Na atual seleção de Antoine Griezmann (pai alemão, mãe portuguesa) e Kylian Mbappé (pai camaronês, mãe argelina), dezessete atletas têm origem em famílias do Congo, Mali, Camarões, Senegal, entre outros países africanos e ex-colônias — mas são, como exige a regra, de nacionalidade francesa. A riqueza da miscigenação, que leva aos gramados o que a vida fora deles impõe, não é vacina contra a xenofobia. Basta lembrar o episódio que envolveu o atacante do Real Madrid Karim Benzema, que foi educativamente subtraído dos bleus depois de ser flagrado chantageando um colega com um filme pornográfico. Não demorou para que Benzema fosse vítima de insultos e ataques grosseiros ligados à sua ascendência, ainda que suas bobagens nada tivessem a ver com suas raízes.

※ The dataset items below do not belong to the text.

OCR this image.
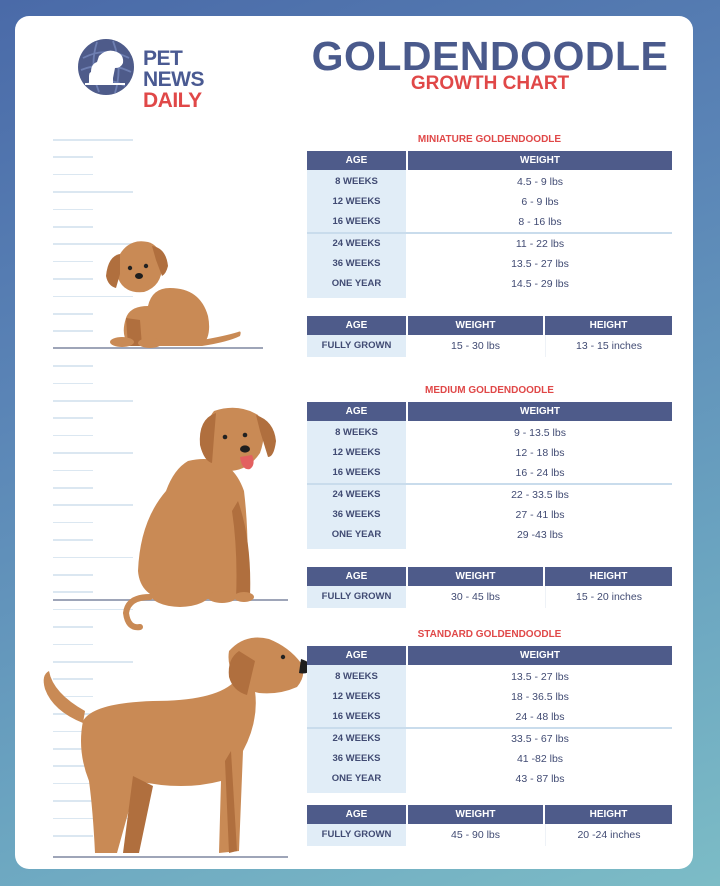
PET NEWS
DAILY
GOLDENDOODLE
GROWTH CHART
MINIATURE GOLDENDOODLE
MEDIUM GOLDENDOODLE
STANDARD GOLDENDOODLE
AGE	WEIGHT
8 WEEKS	4.5 - 9 lbs
12 WEEKS	6 - 9 lbs
16 WEEKS	8 - 16 lbs
24 WEEKS	11 - 22 lbs
36 WEEKS	13.5 - 27 lbs
ONE YEAR	14.5 - 29 lbs
AGE	WEIGHT	HEIGHT
FULLY GROWN	15 - 30 lbs	13 - 15 inches
AGE	WEIGHT
8 WEEKS	9 - 13.5 lbs
12 WEEKS	12 - 18 lbs
16 WEEKS	16 - 24 lbs
24 WEEKS	22 - 33.5 lbs
36 WEEKS	27 - 41 lbs
ONE YEAR	29 -43 lbs
AGE	WEIGHT	HEIGHT
FULLY GROWN	30 - 45 lbs	15 - 20 inches
AGE	WEIGHT
8 WEEKS	13.5 - 27 lbs
12 WEEKS	18 - 36.5 lbs
16 WEEKS	24 - 48 lbs
24 WEEKS	33.5 - 67 lbs
36 WEEKS	41 -82 lbs
ONE YEAR	43 - 87 lbs
AGE	WEIGHT	HEIGHT
FULLY GROWN	45 - 90 lbs	20 -24 inches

O desconforto com os imigrantes esteve sempre presente. O maior jogador francês antes da chegada de Platini, Zidane e, agora, Mbappé foi Raymond Kopa — Kopa, de Kopaszewski, cujos avós paternos eram poloneses e tinham fugido para a França logo depois da I Guerra. Quando ele começou a lutar pelos direitos dos jogadores, por melhores salários e melhores condições de transferência de clube para clube, houve quem apontasse o dedo para seus antepassados polacos.
A seleção da França, com seu excelente desempenho dentro de campo, pôde mostrar que o futebol só tem a ganhar com a miscigenação. A Inglaterra, que foi agora muito mais longe do que nas últimas Copas, também levou a campo uma seleção miscigenada. Mas apenas ingênuos poderão esperar que a multiplicidade étnica represente a inauguração de um novo tempo, mais aberto e tolerante. De modo geral, a Europa continua incomodada com as ondas de imigrantes — ainda que o fluxo tenha se reduzido drasticamente neste ano —, e o futebol não vai mudar esse cenário.

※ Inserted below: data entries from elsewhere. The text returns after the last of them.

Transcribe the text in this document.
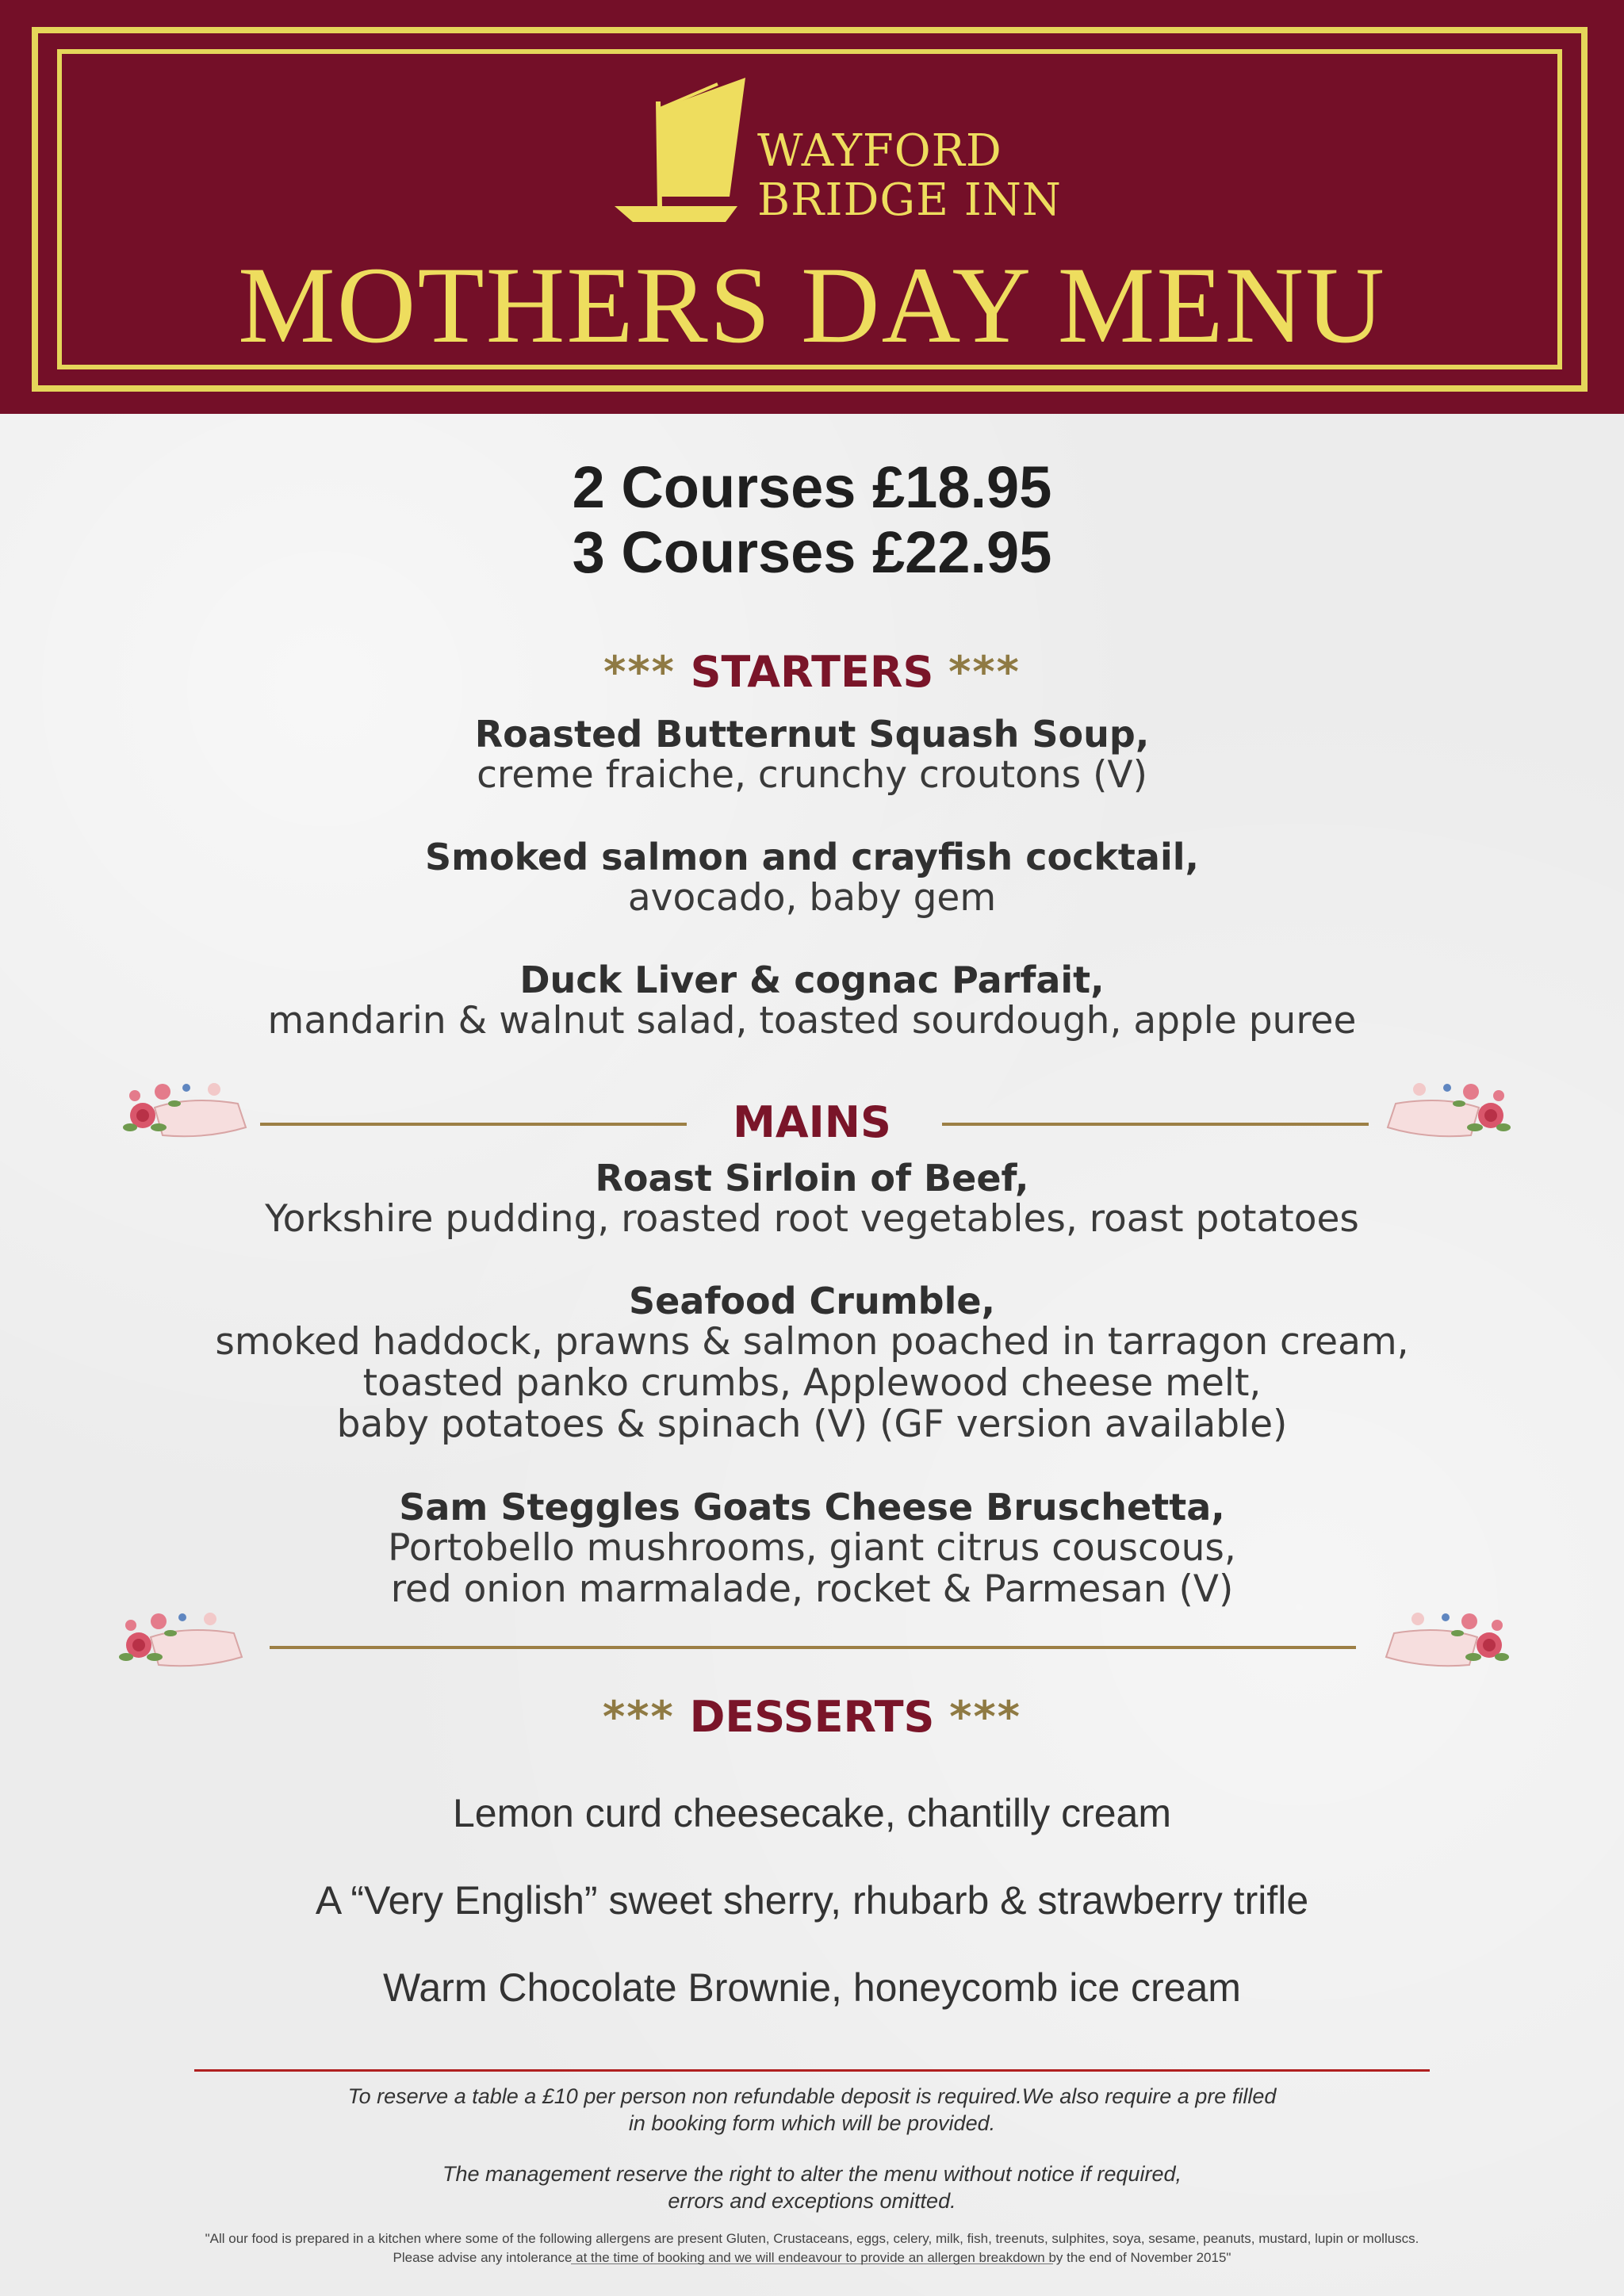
WAYFORD
BRIDGE INN
MOTHERS DAY MENU
2 Courses £18.95
3 Courses £22.95
*** STARTERS ***
Roasted Butternut Squash Soup,
creme fraiche, crunchy croutons (V)
Smoked salmon and crayfish cocktail,
avocado, baby gem
Duck Liver & cognac Parfait,
mandarin & walnut salad, toasted sourdough, apple puree
MAINS
Roast Sirloin of Beef,
Yorkshire pudding, roasted root vegetables, roast potatoes
Seafood Crumble,
smoked haddock, prawns & salmon poached in tarragon cream,
toasted panko crumbs, Applewood cheese melt,
baby potatoes & spinach (V) (GF version available)
Sam Steggles Goats Cheese Bruschetta,
Portobello mushrooms, giant citrus couscous,
red onion marmalade, rocket & Parmesan (V)
*** DESSERTS ***
Lemon curd cheesecake, chantilly cream
A “Very English” sweet sherry, rhubarb & strawberry trifle
Warm Chocolate Brownie, honeycomb ice cream
To reserve a table a £10 per person non refundable deposit is required.We also require a pre filled
in booking form which will be provided.
The management reserve the right to alter the menu without notice if required,
errors and exceptions omitted.
"All our food is prepared in a kitchen where some of the following allergens are present Gluten, Crustaceans, eggs, celery, milk, fish, treenuts, sulphites, soya, sesame, peanuts, mustard, lupin or molluscs.
Please advise any intolerance at the time of booking and we will endeavour to provide an allergen breakdown by the end of November 2015"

Mesmo na Alemanha, que vinha adotando uma política altamente generosa com os imigrantes — e cuja seleção também tinha sua dose de miscigenação —, a chanceler Angela Merkel acaba de ser forçada a endurecer com os estrangeiros que chegam ao país pelas suas fronteiras. O que ninguém pode negar é que o quebra-cabeça geopolítico que se vê dentro do gramado, numa disputa de Copa do Mundo, de país contra país, torna o futebol do século XXI um espetáculo à parte. Como disse Hollande, a bola chegou antes.